Jon Williams, owner and CEO of demolition firm Ontario Specialty Contracting, said much of the building would have to be taken down mechanically and slowly, because it sits astride or near key city infrastructure connections and other buildings. Mass demolition would create “a lot of issues environmentally.”

“You can’t physically implode the building. You’re going to essentially take it apart by hand,” he said. “It’s going to essentially be the reverse of the construction.”

He pegged the cost at “upwards of $35 million,” citing $25 million for at least the upper half of the building, at a cost of $40 to $50 per square foot, plus at least another $10 million for the rest.

Even so, Ciminelli said, the city would still be better off. “Maybe you can knock out the Skyway on the way down,” he joked, earning some chuckles.

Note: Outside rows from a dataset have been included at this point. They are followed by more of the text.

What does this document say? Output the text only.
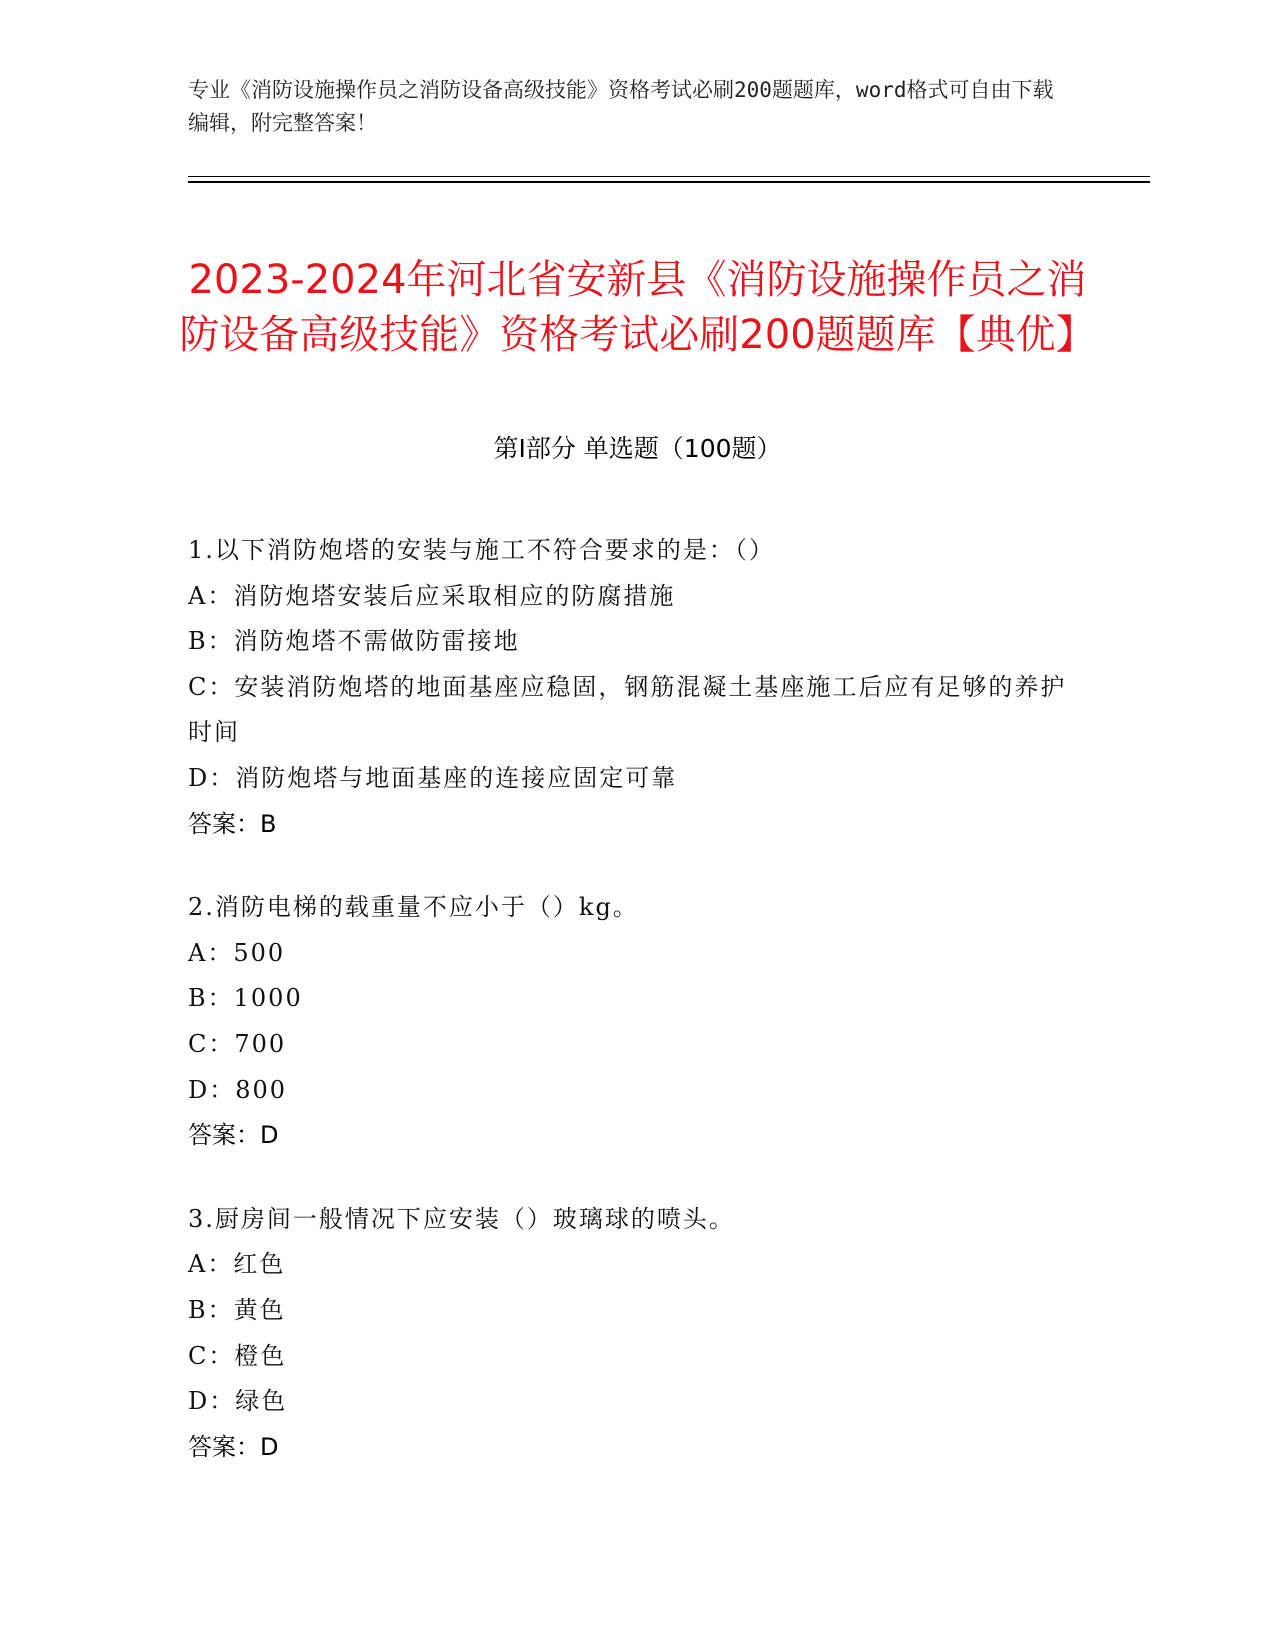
专业《消防设施操作员之消防设备高级技能》资格考试必刷200题题库，word格式可自由下载编辑，附完整答案！
2023-2024年河北省安新县《消防设施操作员之消防设备高级技能》资格考试必刷200题题库【典优】
第Ⅰ部分 单选题（100题）
1.以下消防炮塔的安装与施工不符合要求的是：（）
A：消防炮塔安装后应采取相应的防腐措施
B：消防炮塔不需做防雷接地
C：安装消防炮塔的地面基座应稳固，钢筋混凝土基座施工后应有足够的养护时间
D：消防炮塔与地面基座的连接应固定可靠
答案：B
2.消防电梯的载重量不应小于（）kg。
A：500
B：1000
C：700
D：800
答案：D
3.厨房间一般情况下应安装（）玻璃球的喷头。
A：红色
B：黄色
C：橙色
D：绿色
答案：D
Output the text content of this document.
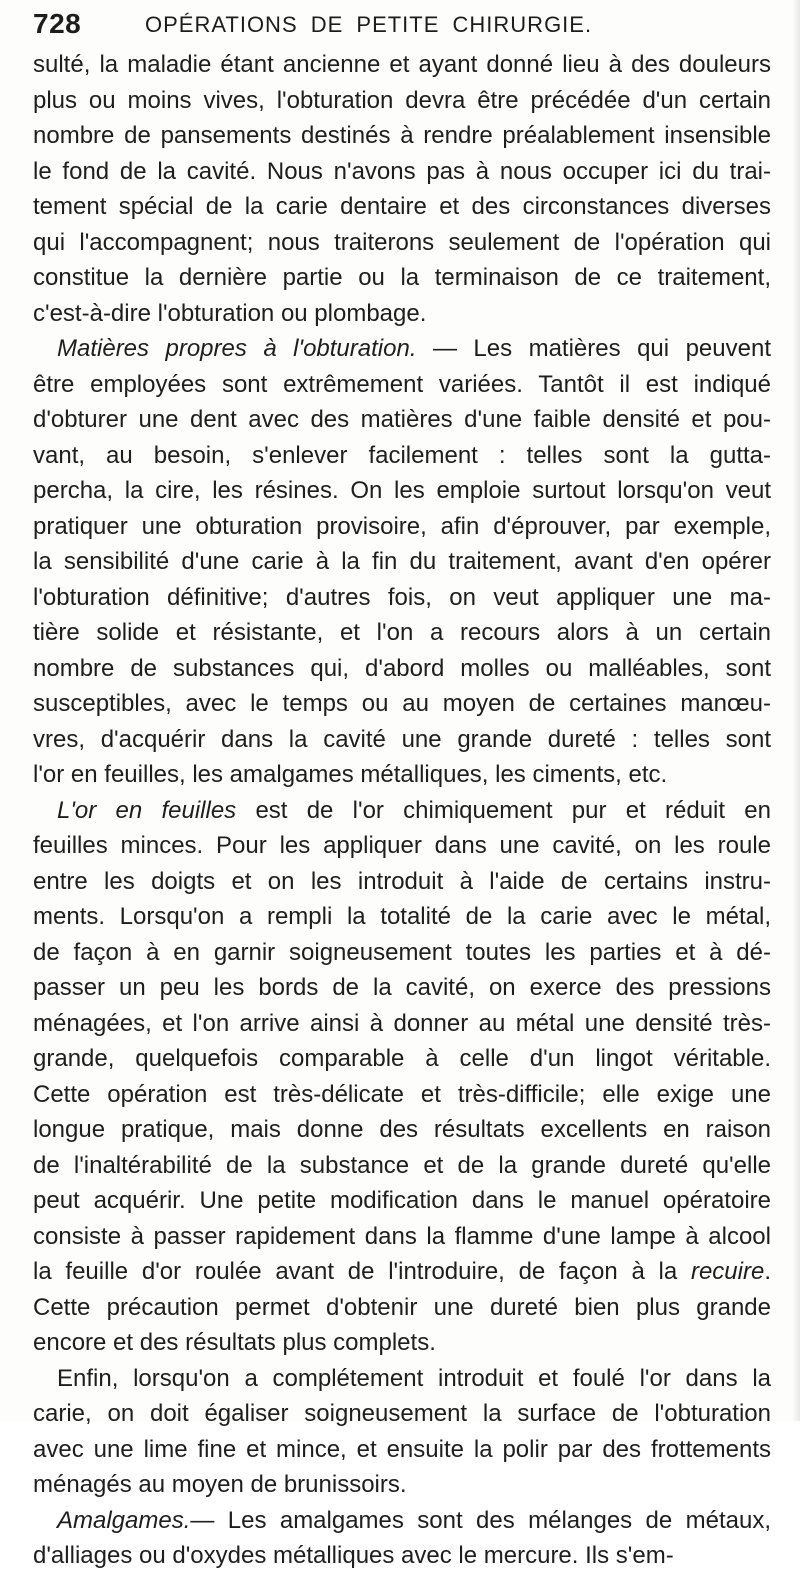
728	OPÉRATIONS DE PETITE CHIRURGIE.
sulté, la maladie étant ancienne et ayant donné lieu à des douleurs
plus ou moins vives, l'obturation devra être précédée d'un certain
nombre de pansements destinés à rendre préalablement insensible
le fond de la cavité. Nous n'avons pas à nous occuper ici du trai-
tement spécial de la carie dentaire et des circonstances diverses
qui l'accompagnent; nous traiterons seulement de l'opération qui
constitue la dernière partie ou la terminaison de ce traitement,
c'est-à-dire l'obturation ou plombage.
Matières propres à l'obturation. — Les matières qui peuvent
être employées sont extrêmement variées. Tantôt il est indiqué
d'obturer une dent avec des matières d'une faible densité et pou-
vant, au besoin, s'enlever facilement : telles sont la gutta-
percha, la cire, les résines. On les emploie surtout lorsqu'on veut
pratiquer une obturation provisoire, afin d'éprouver, par exemple,
la sensibilité d'une carie à la fin du traitement, avant d'en opérer
l'obturation définitive; d'autres fois, on veut appliquer une ma-
tière solide et résistante, et l'on a recours alors à un certain
nombre de substances qui, d'abord molles ou malléables, sont
susceptibles, avec le temps ou au moyen de certaines manœu-
vres, d'acquérir dans la cavité une grande dureté : telles sont
l'or en feuilles, les amalgames métalliques, les ciments, etc.
L'or en feuilles est de l'or chimiquement pur et réduit en
feuilles minces. Pour les appliquer dans une cavité, on les roule
entre les doigts et on les introduit à l'aide de certains instru-
ments. Lorsqu'on a rempli la totalité de la carie avec le métal,
de façon à en garnir soigneusement toutes les parties et à dé-
passer un peu les bords de la cavité, on exerce des pressions
ménagées, et l'on arrive ainsi à donner au métal une densité très-
grande, quelquefois comparable à celle d'un lingot véritable.
Cette opération est très-délicate et très-difficile; elle exige une
longue pratique, mais donne des résultats excellents en raison
de l'inaltérabilité de la substance et de la grande dureté qu'elle
peut acquérir. Une petite modification dans le manuel opératoire
consiste à passer rapidement dans la flamme d'une lampe à alcool
la feuille d'or roulée avant de l'introduire, de façon à la recuire.
Cette précaution permet d'obtenir une dureté bien plus grande
encore et des résultats plus complets.
Enfin, lorsqu'on a complétement introduit et foulé l'or dans la
carie, on doit égaliser soigneusement la surface de l'obturation
avec une lime fine et mince, et ensuite la polir par des frottements
ménagés au moyen de brunissoirs.
Amalgames.— Les amalgames sont des mélanges de métaux,
d'alliages ou d'oxydes métalliques avec le mercure. Ils s'em-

Critics dismissed Ciminelli’s comments as just a “competitive concern.”

“It makes sense that he and others want it to go away,” said Peter Hunt, chairman and CEO of Hunt Real Estate Corp. “All that prime real estate returning to the market would be great competition not only for Paul but all of our local developers now active in the central business district.”

Hunt has been actively involved for years in efforts to re-lease and then redevelop the tower, and is currently working with at least one potential buyer. He rejected the contention that the building is outmoded, and suggested that demolition would just lead to “a new hole in a prime location” that would have to be redeveloped in the future, likely still with “enormous subsidies in one form or another.”

Williams also rejected Ciminelli’s argument that reusing the tower could damage the market, or that anyone would need “massive” government help to do so. And he said there would likely still be some kind of high-rise structure built at the site even after demolition, because “there’s not infinite real estate in downtown Buffalo, and that is really the center of what’s going on.”

“The market is continually looking for new and better space,” he said. “The older space has to be rehabilitated and rebuilt, or it would be vacated.”

Instead of a full demolition, Williams suggested that a new owner could take off just the top 10 floors of the tower, gut the interior to its shell, remove the windows and pre-cast infill around them for eventual replacement, and install an exterior glass elevator on the outside of the building to enhance its appearance. That could probably be done for about $22 million, he said, followed by the interior renovation.

“If you did that tower right, and you did the exterior elevator, it would be the nicest condominium structure in downtown,” he said.

Built in 1972 as the headquarters for Marine Midland Bank – now HSBC Bank USA – One Seneca is the tallest privately-owned building in upstate New York, dominating the Buffalo skyline with its tan cement edifice. But its future has been in doubt since its two largest tenants, HSBC and law firm Phillips Lytle LLP, decamped for new office space just down the street in late 2013. Together with the prior closing of the Canadian consulate, that left the tower 95 percent empty in a matter of months, prompting the loan servicer at the time to foreclose on the $91 million loan.

Miami Beach-based LNR Partners, which now represents the bondholders that own the mortgage, finally took possession of the tower through an auction in October 2015, adding the five-story parking ramp across Washington Street in March 2016. The firm has been trying unsuccessfully to unload them to a new buyer, but no local developer or investor has expressed interest.

“Because it’s so controversial, no tenants will even consider going in there because they don’t know who the landlord will be,” Ciminelli said. “But in the long-run, it’s still out there.”